She looks at me and scowls. “Why are you smiling like an ass?” she snarls. “You look like a complete fool!”
If she wasn’t so damned cute when she’s angry, I might be hurt.
“I’m smiling because your song was great.”
“Oh really?” she says. “I would have thought if you liked my singing, you wouldn’t have disappeared for my set.”
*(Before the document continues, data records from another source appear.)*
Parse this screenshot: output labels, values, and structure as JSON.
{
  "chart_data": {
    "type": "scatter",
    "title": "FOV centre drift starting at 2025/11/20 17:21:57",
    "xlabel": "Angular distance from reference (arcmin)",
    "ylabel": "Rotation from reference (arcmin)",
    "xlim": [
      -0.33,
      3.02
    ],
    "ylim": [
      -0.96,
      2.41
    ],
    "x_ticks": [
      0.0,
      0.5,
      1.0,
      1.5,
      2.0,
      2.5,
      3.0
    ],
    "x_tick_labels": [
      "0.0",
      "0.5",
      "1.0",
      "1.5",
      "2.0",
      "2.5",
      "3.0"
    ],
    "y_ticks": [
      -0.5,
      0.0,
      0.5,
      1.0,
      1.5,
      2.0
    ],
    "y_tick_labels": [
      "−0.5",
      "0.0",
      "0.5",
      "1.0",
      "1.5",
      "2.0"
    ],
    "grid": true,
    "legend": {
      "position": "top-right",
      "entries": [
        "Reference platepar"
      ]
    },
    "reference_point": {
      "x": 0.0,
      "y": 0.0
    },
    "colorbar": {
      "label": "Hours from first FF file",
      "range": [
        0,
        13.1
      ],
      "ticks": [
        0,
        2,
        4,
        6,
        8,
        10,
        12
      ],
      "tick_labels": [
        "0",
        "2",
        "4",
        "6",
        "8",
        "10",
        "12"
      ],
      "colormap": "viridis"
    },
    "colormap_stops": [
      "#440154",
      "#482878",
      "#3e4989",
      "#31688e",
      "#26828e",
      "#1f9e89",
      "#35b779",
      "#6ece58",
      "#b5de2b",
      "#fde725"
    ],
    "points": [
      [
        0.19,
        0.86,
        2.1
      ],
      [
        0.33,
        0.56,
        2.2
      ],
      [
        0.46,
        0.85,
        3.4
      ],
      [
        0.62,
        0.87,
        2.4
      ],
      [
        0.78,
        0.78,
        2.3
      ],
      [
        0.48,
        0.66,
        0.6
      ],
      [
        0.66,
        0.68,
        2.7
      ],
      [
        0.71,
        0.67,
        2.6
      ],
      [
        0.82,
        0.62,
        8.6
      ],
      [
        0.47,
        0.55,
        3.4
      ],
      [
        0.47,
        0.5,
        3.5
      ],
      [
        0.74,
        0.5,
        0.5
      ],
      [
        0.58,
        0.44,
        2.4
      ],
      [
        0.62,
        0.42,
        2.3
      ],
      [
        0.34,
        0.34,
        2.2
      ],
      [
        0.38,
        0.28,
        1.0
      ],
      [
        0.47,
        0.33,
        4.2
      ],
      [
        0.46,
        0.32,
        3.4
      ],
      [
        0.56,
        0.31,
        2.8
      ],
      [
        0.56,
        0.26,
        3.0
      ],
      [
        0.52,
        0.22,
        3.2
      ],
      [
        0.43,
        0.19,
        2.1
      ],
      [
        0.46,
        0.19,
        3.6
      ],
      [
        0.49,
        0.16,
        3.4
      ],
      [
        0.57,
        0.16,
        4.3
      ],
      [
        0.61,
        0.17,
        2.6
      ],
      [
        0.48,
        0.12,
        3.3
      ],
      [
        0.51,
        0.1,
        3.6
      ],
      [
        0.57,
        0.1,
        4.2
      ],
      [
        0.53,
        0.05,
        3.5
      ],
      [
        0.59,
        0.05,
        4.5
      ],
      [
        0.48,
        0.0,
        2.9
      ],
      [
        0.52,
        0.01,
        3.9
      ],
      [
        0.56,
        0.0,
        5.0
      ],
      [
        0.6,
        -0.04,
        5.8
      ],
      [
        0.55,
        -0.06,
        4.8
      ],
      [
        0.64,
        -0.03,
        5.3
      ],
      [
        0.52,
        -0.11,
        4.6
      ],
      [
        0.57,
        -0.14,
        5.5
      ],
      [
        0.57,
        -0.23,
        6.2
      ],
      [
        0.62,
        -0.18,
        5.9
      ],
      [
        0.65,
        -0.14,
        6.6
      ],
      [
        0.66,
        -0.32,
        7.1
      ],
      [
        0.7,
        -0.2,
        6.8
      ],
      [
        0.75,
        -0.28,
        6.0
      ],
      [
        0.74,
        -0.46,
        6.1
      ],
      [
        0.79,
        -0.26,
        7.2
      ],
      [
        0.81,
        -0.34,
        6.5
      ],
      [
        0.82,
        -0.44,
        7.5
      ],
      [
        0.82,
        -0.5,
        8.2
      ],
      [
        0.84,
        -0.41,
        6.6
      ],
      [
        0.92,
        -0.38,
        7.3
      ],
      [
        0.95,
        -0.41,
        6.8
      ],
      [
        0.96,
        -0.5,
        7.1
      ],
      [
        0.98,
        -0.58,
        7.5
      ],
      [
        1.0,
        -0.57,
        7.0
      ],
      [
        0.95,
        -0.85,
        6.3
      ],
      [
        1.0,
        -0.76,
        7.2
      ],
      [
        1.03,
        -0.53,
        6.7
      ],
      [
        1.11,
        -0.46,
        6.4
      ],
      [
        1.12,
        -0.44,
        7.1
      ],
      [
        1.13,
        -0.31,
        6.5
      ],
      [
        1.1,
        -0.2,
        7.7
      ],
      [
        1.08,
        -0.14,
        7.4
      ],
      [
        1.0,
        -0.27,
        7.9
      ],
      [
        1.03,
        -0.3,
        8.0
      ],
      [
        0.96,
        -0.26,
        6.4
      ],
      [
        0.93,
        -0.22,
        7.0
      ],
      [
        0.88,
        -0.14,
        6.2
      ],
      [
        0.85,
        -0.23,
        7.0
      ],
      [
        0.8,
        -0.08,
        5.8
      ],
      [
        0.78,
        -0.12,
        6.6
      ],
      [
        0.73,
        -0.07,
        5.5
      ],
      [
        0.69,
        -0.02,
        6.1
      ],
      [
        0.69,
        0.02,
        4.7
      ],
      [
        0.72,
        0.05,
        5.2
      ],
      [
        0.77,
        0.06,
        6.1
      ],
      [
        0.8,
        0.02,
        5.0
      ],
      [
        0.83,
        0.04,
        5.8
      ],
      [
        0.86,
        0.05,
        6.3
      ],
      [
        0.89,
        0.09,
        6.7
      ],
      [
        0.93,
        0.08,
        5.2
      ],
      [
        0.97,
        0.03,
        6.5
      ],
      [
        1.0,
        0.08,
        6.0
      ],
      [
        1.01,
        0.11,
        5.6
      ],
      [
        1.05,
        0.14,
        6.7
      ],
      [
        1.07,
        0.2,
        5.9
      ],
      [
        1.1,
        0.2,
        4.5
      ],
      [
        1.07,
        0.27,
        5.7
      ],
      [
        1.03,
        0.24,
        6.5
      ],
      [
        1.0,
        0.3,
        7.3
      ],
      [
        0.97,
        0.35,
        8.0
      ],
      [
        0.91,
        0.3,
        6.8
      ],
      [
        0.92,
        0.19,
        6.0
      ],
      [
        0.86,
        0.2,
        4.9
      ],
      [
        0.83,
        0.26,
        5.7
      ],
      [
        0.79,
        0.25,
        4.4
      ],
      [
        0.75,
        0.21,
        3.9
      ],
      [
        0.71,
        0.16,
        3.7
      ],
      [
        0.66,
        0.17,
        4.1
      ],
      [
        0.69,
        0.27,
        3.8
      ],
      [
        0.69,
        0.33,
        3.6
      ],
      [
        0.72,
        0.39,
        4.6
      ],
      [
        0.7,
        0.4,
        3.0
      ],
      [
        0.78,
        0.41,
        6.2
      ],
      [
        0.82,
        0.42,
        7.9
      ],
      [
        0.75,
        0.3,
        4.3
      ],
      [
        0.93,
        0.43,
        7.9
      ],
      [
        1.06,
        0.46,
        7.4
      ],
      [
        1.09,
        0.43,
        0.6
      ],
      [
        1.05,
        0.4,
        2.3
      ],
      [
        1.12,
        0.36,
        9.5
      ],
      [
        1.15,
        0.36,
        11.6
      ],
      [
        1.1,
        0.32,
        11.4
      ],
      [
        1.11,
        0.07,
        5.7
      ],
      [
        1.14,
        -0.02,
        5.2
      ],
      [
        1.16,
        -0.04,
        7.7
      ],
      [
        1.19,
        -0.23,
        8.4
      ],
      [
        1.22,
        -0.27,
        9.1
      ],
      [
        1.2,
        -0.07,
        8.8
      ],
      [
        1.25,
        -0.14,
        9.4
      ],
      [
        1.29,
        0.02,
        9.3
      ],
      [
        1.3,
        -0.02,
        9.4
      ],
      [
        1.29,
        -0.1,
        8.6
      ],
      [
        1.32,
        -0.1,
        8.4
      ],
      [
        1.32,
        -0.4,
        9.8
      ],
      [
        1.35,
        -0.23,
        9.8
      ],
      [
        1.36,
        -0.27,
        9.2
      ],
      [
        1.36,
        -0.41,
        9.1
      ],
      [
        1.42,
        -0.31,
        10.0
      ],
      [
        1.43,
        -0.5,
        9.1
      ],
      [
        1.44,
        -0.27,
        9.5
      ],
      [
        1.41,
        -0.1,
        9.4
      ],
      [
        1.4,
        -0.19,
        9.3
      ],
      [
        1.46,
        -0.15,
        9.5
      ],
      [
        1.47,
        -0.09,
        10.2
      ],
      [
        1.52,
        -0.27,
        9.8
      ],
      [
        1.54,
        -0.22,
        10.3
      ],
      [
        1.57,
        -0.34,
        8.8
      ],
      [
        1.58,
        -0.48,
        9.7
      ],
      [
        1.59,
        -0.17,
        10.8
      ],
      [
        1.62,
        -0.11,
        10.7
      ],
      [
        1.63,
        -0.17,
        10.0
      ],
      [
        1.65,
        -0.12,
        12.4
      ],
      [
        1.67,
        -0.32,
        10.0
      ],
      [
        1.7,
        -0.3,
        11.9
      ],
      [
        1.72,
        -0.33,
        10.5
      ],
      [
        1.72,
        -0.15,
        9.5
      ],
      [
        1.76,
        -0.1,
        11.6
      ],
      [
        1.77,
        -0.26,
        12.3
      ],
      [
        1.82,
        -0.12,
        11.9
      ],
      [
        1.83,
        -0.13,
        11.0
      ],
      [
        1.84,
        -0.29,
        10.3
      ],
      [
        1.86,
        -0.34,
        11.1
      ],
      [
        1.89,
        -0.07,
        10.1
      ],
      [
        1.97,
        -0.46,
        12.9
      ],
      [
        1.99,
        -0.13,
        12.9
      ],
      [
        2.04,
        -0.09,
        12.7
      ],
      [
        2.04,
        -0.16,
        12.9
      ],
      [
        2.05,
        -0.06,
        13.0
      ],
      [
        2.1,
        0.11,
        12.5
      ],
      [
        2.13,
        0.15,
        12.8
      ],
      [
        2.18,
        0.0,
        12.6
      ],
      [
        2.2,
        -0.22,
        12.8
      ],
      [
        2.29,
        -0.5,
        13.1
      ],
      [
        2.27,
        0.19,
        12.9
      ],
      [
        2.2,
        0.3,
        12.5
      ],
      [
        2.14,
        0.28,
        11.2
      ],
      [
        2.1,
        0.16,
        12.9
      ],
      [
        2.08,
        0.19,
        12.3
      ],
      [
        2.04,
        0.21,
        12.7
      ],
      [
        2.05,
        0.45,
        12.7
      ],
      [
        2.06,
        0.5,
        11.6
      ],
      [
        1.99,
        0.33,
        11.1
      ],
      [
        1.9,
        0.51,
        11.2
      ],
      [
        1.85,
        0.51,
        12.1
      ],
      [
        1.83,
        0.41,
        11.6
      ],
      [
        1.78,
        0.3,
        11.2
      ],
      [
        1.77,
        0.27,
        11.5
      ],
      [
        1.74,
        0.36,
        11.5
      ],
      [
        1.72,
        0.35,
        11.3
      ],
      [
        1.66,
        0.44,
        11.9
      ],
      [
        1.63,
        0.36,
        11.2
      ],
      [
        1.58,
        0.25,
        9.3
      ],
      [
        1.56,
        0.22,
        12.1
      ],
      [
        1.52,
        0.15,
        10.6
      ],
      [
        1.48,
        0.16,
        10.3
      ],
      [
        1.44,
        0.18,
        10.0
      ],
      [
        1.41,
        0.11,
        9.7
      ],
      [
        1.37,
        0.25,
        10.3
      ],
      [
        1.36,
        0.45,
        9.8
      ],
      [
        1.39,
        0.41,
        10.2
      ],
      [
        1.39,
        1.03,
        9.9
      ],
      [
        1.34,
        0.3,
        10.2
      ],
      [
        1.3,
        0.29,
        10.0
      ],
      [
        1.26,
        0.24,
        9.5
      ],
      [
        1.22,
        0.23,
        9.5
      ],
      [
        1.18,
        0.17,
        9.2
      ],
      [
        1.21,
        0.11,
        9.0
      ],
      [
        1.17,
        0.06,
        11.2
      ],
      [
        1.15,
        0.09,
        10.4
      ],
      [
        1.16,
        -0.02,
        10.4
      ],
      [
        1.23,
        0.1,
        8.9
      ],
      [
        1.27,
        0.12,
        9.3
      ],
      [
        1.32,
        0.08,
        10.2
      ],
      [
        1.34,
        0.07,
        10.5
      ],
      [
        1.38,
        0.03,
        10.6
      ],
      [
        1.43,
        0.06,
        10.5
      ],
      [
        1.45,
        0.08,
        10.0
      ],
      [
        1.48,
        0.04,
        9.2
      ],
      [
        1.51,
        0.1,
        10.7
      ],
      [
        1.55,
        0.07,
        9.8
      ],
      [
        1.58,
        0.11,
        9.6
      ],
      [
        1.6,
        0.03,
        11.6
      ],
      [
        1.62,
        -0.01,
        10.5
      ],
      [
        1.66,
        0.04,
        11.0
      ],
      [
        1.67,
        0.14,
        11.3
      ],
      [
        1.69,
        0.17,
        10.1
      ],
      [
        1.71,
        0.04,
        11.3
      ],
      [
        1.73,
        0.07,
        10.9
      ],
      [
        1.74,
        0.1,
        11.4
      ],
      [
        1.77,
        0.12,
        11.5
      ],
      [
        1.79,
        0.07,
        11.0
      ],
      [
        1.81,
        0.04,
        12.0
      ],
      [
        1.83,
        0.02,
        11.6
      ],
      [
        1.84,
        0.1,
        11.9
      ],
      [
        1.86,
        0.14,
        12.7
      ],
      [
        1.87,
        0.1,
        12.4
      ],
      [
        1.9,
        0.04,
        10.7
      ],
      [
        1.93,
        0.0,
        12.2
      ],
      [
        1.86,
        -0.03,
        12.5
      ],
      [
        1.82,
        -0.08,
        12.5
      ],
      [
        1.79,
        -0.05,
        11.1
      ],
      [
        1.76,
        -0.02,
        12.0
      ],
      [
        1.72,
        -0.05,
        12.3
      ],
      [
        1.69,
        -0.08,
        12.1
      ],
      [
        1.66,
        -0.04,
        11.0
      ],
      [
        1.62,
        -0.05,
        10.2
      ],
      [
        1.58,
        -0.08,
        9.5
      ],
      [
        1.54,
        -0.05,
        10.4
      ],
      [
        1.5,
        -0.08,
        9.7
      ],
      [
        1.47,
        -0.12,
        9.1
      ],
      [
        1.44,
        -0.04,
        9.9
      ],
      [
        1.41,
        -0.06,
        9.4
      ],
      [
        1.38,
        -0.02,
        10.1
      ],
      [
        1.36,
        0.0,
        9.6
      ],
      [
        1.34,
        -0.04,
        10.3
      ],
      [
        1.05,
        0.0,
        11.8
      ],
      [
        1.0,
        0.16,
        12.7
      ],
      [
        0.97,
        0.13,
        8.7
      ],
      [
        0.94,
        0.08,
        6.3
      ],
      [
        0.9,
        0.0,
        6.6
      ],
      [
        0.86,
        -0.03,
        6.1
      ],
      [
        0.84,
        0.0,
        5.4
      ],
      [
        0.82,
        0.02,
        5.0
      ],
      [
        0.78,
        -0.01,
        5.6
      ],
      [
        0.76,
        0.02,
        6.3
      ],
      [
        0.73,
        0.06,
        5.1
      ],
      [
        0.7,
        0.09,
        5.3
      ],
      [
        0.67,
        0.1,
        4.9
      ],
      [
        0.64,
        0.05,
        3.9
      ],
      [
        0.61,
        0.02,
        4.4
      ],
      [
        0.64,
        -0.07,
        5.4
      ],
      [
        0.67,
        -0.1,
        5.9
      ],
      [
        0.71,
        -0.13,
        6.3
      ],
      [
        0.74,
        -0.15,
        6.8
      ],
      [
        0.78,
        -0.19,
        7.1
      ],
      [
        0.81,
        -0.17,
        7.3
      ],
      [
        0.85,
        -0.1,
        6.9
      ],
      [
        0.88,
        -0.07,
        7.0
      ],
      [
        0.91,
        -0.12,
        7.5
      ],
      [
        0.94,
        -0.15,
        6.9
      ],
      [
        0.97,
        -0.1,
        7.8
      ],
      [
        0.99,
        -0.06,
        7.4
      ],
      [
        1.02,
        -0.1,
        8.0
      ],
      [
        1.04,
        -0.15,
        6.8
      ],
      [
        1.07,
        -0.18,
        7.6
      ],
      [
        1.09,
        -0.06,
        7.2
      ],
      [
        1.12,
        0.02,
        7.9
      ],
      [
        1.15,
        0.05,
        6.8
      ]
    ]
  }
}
“There’s work I had to do,” I say with a smile. The fact that I’m not fighting back is killing her, I can tell. He eyes narrow and she looks like she might just spontaneously burst into flame. I pass a glass of wine to her. She bats it away, spilling some on the floor.
“I can get my own damned drink!” she says.
“Watch your tone,” I say sternly. Her face grows flushed and she lets out a sigh at the command but then she scowls.
“Don’t you dare tell me to watch my tone!” she says. “Don’t you dare!
I look at her and say what is likely the most frustrating thing for her to hear. “That’s enough!” I say.
Again, she reacts as though it’s the most wonderful thing she’s ever heard in her life and again she scowls. She turns around swiftly and stomps her way back to her dressing room and, I suppose, into her apartment.
This is going to be fun.
It isn’t how I envisioned the conversation starting but it’ll do. I finish the night at the club happily and when all the customers and employees are gone, I make my way through the dressing room to her door. I take a deep breath and for just a brief moment consider whether or not a confrontation now is the right thing to do. In the end, I can’t help myself. I knock firmly.
It doesn’t take long before it opens. She looks so damned lovely I almost forget what I intend to say. I manage, though.
“You aren’t going to talk to me like that and then walk away.”
She scowls at me and backs up. “Oh yeah?” she asks belligerently. “Is that so?”
“Get back over here, little girl,” I say.